African history

New Project, New website!

My new research project (“Multiscalar gendered temporalities in southeastern African history: Oral voices, lived and inherited pasts, and the deep testimony of time in language”) studies the relation between individual lived time and the longterm and large-scale time of conceptual history.

The focus of the project is specifically on the deeper gendered histories of power among the Yaawo language communities in the cross-border region of present-day Malawi, Mozambique, and Tanzania in southeastern Africa.

The project proposes that examining different timescales side by side allows for more complex narratives about gender and power in African pasts and presents.

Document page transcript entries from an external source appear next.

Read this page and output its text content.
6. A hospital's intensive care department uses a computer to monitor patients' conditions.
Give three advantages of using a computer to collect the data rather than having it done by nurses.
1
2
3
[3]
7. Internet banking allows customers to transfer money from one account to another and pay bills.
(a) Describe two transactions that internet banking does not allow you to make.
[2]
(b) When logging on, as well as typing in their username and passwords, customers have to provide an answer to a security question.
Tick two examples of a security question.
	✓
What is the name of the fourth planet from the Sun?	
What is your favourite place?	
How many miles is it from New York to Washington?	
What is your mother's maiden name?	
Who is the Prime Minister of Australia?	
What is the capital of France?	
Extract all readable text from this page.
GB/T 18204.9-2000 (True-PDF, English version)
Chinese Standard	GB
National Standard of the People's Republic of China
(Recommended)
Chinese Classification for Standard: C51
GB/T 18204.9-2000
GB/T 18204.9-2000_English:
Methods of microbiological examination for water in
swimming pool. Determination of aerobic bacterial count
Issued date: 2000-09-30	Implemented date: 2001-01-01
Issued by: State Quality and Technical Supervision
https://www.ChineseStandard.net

The project is funded by the Research Council of Finland 2023-2027.

Website of research project: https://blogs.helsinki.fi/gentempo-africa/

Happy to announce that our special issue is out!

This special issue arose from the International Workshop on “Rethinking Time and Gender in African History” (see conference poster), which I convened in collaboration with my African Studies colleagues at Ghent University, especially Inge Brinkman. After the workshop, Heike Becker and I joined forces to curate this special issue.

I hope you enjoy reading these fantastic and thought-provoking articles! #OpenAccess on top of everything.

(See below for the synopsis, table of contents, and links to articles.)

‘“The rainha is the boss!”: On Masculinities, Time and Precolonial Women of Authority in Northern Mozambique’, Gender & History (2022)

This article focuses on the oral historical narratives about precolonial women of authority (or rainhas in Portuguese) to explore the deeper history of gendered power in northern Mozambique.

History-telling is a gendered practice, and nowadays male elders are usually the ones most knowledgeable in these narratives. Moreover, telling these tales – which in interview situations involves personal interpretations and comments – the men also story gendered temporal worlds. This article looks more closely at two seemingly clashing (and incompatible) storylines that emerge in the oral history material. One tells of women’s spiritual-political power in the Yaawo chieftaincies in precolonial times, while the other tells a narrative of masculinised power and woman’s subordinate position in relation to male leaders. The article focus’s especially on how the male narrators talk about masculinity and how different models of masculinity in turn shape the historical narratives they tell.